# OnStar never activated



## inasmuch (Dec 10, 2012)

Just picked up my new Cruze Eco MT and the sales person was about to hit the OnStar button as he was showing me the interior, but I said I didn't want to do it at that time. Now I know I don't want to do it at all. If I never hit the button, it's never initially activated and therefore there is nothing to cancel in six months, correct? I'm just not clear whether or not I'm automatically enrolled after buying the car. Thanks!


----------



## XtremeRevolution (Jan 19, 2012)

As long as you did not give a credit card number, you will not be renewed, but I do believe you get 6 months or so free when you buy the car.


----------



## MjC (Dec 23, 2012)

they should probably be giving you a call about the service, as long as they dont have credit card info you can just ignore everything


----------



## 4piecekit (Mar 17, 2011)

My dad called about the free 3 months promotion and when it came time to give his cc info he said he was driving at the time and couldn't get to his cc. They gave him the promotion without a cc on file.
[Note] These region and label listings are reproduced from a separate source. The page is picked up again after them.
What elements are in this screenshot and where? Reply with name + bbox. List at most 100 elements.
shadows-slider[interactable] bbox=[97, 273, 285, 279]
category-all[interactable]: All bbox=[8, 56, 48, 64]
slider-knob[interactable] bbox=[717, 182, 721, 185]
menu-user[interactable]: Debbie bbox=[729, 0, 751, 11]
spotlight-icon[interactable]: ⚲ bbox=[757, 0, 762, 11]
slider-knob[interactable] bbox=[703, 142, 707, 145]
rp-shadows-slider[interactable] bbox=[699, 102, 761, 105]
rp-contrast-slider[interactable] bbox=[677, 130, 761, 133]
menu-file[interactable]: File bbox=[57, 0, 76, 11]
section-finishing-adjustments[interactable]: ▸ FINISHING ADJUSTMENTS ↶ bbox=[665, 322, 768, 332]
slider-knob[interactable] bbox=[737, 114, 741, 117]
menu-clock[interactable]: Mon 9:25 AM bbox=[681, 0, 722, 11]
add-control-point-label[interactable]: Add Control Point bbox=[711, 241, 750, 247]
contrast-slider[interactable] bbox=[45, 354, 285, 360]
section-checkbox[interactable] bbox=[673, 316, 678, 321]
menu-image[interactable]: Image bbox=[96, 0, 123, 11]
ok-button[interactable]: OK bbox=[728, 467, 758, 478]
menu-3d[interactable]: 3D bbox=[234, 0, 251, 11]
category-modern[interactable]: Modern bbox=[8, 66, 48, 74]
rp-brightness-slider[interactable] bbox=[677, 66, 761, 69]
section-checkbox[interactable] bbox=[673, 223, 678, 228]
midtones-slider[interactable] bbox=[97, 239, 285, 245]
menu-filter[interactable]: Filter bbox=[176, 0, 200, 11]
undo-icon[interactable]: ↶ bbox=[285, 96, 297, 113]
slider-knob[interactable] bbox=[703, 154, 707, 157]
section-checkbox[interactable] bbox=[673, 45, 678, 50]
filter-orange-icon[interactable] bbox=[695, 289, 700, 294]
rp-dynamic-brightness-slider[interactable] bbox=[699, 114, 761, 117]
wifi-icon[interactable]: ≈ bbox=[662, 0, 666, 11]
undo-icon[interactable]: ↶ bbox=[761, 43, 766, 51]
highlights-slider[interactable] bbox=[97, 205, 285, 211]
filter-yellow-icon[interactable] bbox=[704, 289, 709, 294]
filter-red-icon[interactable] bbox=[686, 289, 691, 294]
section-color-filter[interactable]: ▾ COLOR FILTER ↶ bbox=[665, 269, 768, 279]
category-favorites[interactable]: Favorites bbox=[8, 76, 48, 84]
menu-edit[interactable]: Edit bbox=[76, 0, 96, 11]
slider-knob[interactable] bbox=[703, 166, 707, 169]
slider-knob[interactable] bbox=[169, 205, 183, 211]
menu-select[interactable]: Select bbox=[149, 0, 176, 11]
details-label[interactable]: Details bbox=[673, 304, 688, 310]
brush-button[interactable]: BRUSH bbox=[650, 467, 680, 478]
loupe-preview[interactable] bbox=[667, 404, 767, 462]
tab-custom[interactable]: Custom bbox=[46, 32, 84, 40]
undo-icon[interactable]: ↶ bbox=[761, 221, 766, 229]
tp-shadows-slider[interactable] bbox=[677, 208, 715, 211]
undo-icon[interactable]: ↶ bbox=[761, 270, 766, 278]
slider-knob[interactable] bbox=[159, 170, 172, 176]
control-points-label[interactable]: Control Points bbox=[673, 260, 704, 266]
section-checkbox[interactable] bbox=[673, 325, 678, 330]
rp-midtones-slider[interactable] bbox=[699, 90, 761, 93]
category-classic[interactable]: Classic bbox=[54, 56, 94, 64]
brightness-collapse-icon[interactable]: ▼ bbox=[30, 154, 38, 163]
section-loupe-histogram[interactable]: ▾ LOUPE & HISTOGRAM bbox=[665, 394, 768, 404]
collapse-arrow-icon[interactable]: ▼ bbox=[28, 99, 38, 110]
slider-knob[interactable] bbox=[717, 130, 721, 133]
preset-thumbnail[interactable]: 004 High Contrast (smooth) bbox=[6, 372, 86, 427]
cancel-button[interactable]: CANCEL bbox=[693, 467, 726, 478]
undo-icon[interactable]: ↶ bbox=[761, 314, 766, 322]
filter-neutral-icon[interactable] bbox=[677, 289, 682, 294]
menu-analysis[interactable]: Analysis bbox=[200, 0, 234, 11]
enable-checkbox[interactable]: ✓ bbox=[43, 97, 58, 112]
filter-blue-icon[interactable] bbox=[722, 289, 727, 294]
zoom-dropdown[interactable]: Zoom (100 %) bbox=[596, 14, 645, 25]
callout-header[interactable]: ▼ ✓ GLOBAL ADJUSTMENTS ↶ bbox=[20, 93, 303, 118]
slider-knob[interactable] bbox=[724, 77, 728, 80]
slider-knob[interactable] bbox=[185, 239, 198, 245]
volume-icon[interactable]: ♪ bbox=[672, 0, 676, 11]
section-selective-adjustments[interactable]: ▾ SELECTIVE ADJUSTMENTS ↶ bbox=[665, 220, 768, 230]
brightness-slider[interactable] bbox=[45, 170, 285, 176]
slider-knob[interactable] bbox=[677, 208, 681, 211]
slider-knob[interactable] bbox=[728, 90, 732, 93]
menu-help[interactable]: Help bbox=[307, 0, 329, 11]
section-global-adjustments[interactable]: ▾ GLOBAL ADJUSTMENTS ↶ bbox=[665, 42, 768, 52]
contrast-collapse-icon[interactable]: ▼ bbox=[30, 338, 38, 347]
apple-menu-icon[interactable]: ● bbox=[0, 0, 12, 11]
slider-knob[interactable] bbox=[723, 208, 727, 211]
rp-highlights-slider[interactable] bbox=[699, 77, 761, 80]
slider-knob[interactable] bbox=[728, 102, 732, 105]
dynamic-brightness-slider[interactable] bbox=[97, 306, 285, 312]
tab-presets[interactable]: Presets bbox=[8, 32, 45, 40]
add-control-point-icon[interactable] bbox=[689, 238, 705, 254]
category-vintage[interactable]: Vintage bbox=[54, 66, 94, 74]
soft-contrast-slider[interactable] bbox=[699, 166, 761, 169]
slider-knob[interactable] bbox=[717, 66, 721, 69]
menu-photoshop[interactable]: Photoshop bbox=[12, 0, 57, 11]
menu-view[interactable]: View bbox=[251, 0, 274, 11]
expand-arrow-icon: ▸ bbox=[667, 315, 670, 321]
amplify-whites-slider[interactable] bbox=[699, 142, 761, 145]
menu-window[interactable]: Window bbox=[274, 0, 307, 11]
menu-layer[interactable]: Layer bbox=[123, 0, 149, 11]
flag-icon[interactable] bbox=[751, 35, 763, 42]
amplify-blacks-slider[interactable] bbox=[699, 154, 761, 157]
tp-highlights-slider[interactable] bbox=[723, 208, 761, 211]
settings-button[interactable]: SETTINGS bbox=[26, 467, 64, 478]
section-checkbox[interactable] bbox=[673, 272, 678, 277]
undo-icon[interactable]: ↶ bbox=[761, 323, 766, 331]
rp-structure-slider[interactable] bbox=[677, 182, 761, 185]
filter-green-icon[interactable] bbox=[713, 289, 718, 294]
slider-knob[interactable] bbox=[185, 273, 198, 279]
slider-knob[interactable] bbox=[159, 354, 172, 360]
I just heard the commercial today on the radio and plan on trying the same thing.


----------



## obermd (Mar 3, 2012)

When OnStar realize you don't have, or are about to have an expired service, you'll get a letter warning you that you will no longer have "protection".


----------



## Patman (May 7, 2011)

I received several emails from Onstar telling me to activate and validate my account. I did but I do not plan on renewing. Only thing I would use it for is directions and I typically don't need them and I am an AAA member. So.......


----------



## socalcruze (Aug 4, 2012)

Check with your insurance company to see what savings you'll get having Onstar - there typically is some savings, since you'll have vehicle theft tracking. You might find the savings pay for a good chunk of the basic Onstar service package.


----------